• ic mimarlarin yaptiklari olay. binalarin icleriyle ilgili mimari.
  • ayni zamanda ic camasiri hatta renkli ic camasiri da bu anlama gelebilir. (bkz: argo)
  • iç mimar diye bişii yoktur, şu anda olan da tüketim toplumunun bir saçmalığıdır
  • türkiye'de pek islemeyen, ama yabanci ulkelerde gayet bir meslek olan, mimarlarin bulasamadigi, gercekten gerekli ve sanilanin aksine bir o kadar da zor bir is. mimarin kolonlarini ve kirislerini yapip biraktigi bir binanin icinin yasanilabilecek bir yer konumuna getirilmesini saglayan mimarlik dali (veya oyle bir sey).
  • mimarlik-ic mimarlik tartismasinin kilit tasi olan ic mimari, ustunde ugrasmayi kendilerine yediremeyen mimarlar tarafindan, ustunde ugrastiklari binalarda uygulanmaya calisilir ve bu genelde husranla biter. bazi mimarlar hobi olarak ic mimarlik yaptiklarini bile soyleyerek bu bransin seviyesini dusurmeyi de gozetirler, ama yabanci ulkelerde asla sadece mimarlikla ugrasan mimarlar, ic mimariye el surmezler, cunku ıc mimarlarin degeri orada bilinen bir olgudur. ic dekorasyon ile ic mimari'yi de birbirine asla karistirmamak gerekir.
  • meseleginin hakkini veren butun yaratici mimarlar zaten binalarinin peyzajini da dekorasyonunu da mobilyasini da tasarladiklari icin, "mimar kolon kirisleri yapar icini de ic mimar adam eder" gibi bir dusunce son derece cahilce olmaktadir. restorasyon, sehir planlama, tesisat veya malzeme de mimarligin branslarindan biridir ama her biri ayri uzmanlik alanlaridir ve birinde uzmanlasmis olanla uzmanlasmamis olan arasinda beceri farki elbette vardir. ic mimari de bu anlamda gunumuzun uzmanlasmis disiplinlerinden biridir ve ince yapi ile dekorasyon arasinda bir yerlerde bulunmaktadir, ancak turkiyede pratik olarak bitmis binalarin iciyle ilgilenirler, yapimi devam etmekte olan binalarda ic mimar kullanimi son derece azdir.
  • yaratici mimarlarin yapiyi tamamladiktan sonra ic mimarisiyle ilgilenmesi dogaldir ve olabilir. fakat cogu ulkede oldugu gibi, mimarlar her zaman ic mimarlarla birlikte calisirlar ve mobilyasini, dekorasyonunu da ic mimarlara birakilrar cunku bu konuda daha yetkin olduklarina inanirlar. turkiye'de mimarlarin kompleksi midir bilemiyorum, ic mimarlara ihtiyac olmadigini soyleyip, her seyi kendilerinin yapabileceklerine inanirlar. sonucta da elektrik tesisati garip, tanimsiz alanlari bol ama dis gorunusu de bir o kadar guzel olan yapilar ortaya cikar.
  • bir evin iç mimarisini ne ile değerlendiririm? tuvalette, çamaşır makinesinin üstünde 3 veya daha fazla uykusuz varsa, mükemmeldir mimari.
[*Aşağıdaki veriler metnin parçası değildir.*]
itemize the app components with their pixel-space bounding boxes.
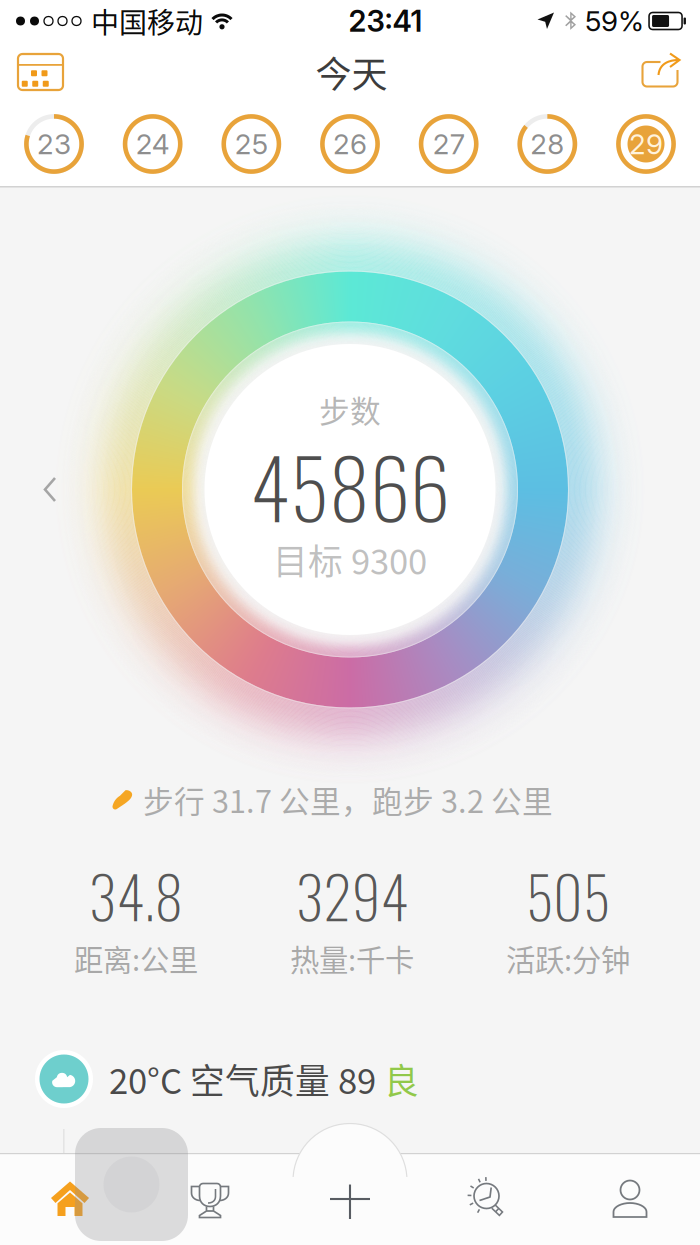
staticText: 59%	[585, 4, 644, 38]
staticText: 23	[37, 127, 71, 161]
staticText: 34.8	[88, 853, 184, 938]
staticText: 距离:公里	[74, 937, 198, 979]
staticText: 热量:千卡	[290, 937, 414, 979]
button[interactable]: 26	[320, 114, 380, 174]
staticText: 目标 9300	[273, 534, 427, 585]
staticText: 505	[526, 853, 610, 938]
button[interactable]: Profile	[560, 1153, 700, 1245]
button[interactable]: Add	[280, 1153, 420, 1245]
staticText: 29	[629, 127, 663, 161]
button[interactable]: 27	[419, 114, 479, 174]
staticText: 步数	[319, 387, 381, 432]
staticText: 25	[235, 127, 268, 161]
staticText: 良	[384, 1054, 419, 1104]
staticText: 28	[530, 127, 564, 161]
button[interactable]: 28	[517, 114, 577, 174]
button[interactable]: Calendar	[0, 42, 75, 102]
staticText: 23:41	[348, 3, 422, 39]
staticText: 3294	[296, 853, 408, 938]
staticText: 45866	[250, 425, 450, 546]
button[interactable]: 25	[221, 114, 281, 174]
staticText: 20°C 空气质量 89	[109, 1054, 384, 1104]
button[interactable]: Achievements	[140, 1153, 280, 1245]
staticText: 26	[333, 127, 367, 161]
staticText: 中国移动	[91, 1, 203, 41]
staticText: 今天	[316, 46, 388, 98]
button[interactable]: Discover	[420, 1153, 560, 1245]
staticText: 活跃:分钟	[506, 937, 630, 979]
button[interactable]: 24	[123, 114, 183, 174]
button[interactable]: Share	[628, 42, 700, 102]
button[interactable]: 29	[616, 114, 676, 174]
staticText: 27	[433, 127, 465, 161]
staticText: 步行 31.7 公里，跑步 3.2 公里	[143, 778, 553, 822]
button[interactable]: 23	[24, 114, 84, 174]
button[interactable]: Home	[0, 1153, 140, 1245]
staticText: 24	[136, 127, 170, 161]
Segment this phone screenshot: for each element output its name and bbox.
  • van'dan anımsadığım, çoğu evlerin iç kale yapısında oluşuydu. ev kamusal alan ile özel yaşam ikiliği gibi mahrem içerisi ile sosyal alan olarak gene ikiye ayrılıyor. misafirler evde hemen salona alınıyor, salon evin diğer ailevi bölümlerinden sert şekilde ayrılıyor. bu erekle belki bazı evlerde salon kapıya en yakın konuşlanan bölme idi. bazı evlerde diğer bölümler bir koridor kapısı ile adeta kilitli hale de geliveriyordu. hani ev hayvanı beslenen evlerde hayvanın başını sokamayacağı bölümlere ahşap kapılar (ahşap güvenlik kapısı) monte edilir ya, akla onu getiriyor. bu durumda tuvalete, mutfağa* gitmek hem özendirilmiyor, hem de oralara ulaşabilmek özel yakınlık gerektirir görünüyordu. bu iç mimari yapı, islami hassasiyetlere elbette uyuyor, ama aynı veya benzer dini duyarlıklara sahip bölgelerde aynı düzey iç yerleşim görmedim, belirtmeliyim. o zaman geriye açıklayıcı olarak dinsel ile desteklenen yöresel/kültürel yapısal özellikler kalıyor.